Minha mãe sempre tinha no carro algum disco de country que íamos ouvindo quando me levava para a escola. Amava Kenny Rogers, Dolly Parton, Glen Campbell. Lembro como se fosse ontem, era perto do Natal e eu estava de férias. Fomos ao shopping center e na extinta loja de CDs Billbox, naqueles aparelhos de teste com fone de ouvido, escutou pela primeira vez o já consagrado Alan Jackson. O álbum se chamava “When Somebody Loves You” lançado em Novembro de 2000. Pesquei ela conversando com o vendedor, o Silvio:“Como eu nunca escutei esse cara antes? É muito bom isso”! Claro que acabou comprando o disco.
“When Somebody Loves You” foi o 9° lançamento do cantor. A recepção teve pontuações variadas, desde 5 estrelas pela Allmusic até 2 estrelas de cinco pela Rolling Stone e uma avaliação nada lisonjeira da People Magazine que disse: “(o disco) é um desperdício de uma das mais distintivas vozes da country music”. Mas tanto para minha mãe quanto para mim, essa era a primeira vez que estávamos ouvindo Alan Jackson. Era bom demais!

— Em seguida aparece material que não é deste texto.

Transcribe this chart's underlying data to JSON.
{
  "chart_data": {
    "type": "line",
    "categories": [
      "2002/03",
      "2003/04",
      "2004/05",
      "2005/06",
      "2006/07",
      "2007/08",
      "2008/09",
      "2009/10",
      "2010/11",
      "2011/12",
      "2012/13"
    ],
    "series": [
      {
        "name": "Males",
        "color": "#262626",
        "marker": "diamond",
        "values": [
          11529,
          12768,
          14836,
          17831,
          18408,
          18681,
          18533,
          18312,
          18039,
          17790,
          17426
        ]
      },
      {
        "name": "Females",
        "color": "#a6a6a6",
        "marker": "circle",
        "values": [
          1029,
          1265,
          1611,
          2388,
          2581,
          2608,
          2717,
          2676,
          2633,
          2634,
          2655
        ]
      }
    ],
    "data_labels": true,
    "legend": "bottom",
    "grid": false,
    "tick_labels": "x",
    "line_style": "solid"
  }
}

A faixa de abertura, “Meat and Potato Man” foi como se um novo universo tivesse se aberto. A rabeca causando aquele curto suspense suficiente para causar expectativa, a guitarra steel “chorando” uma melodia com fluidez, ligações suaves entre notas, até a voz grave, aveludada, com nuances em agudos de presença agradável, como o abraço de um pai ou de um avô. Essa música se tornou um hino para mim. Fala das coisas simples que um homem simples tem apreço, como uma cerveja gelada, futebol às segundas-feiras, batatas fritas e programas antigos de TV.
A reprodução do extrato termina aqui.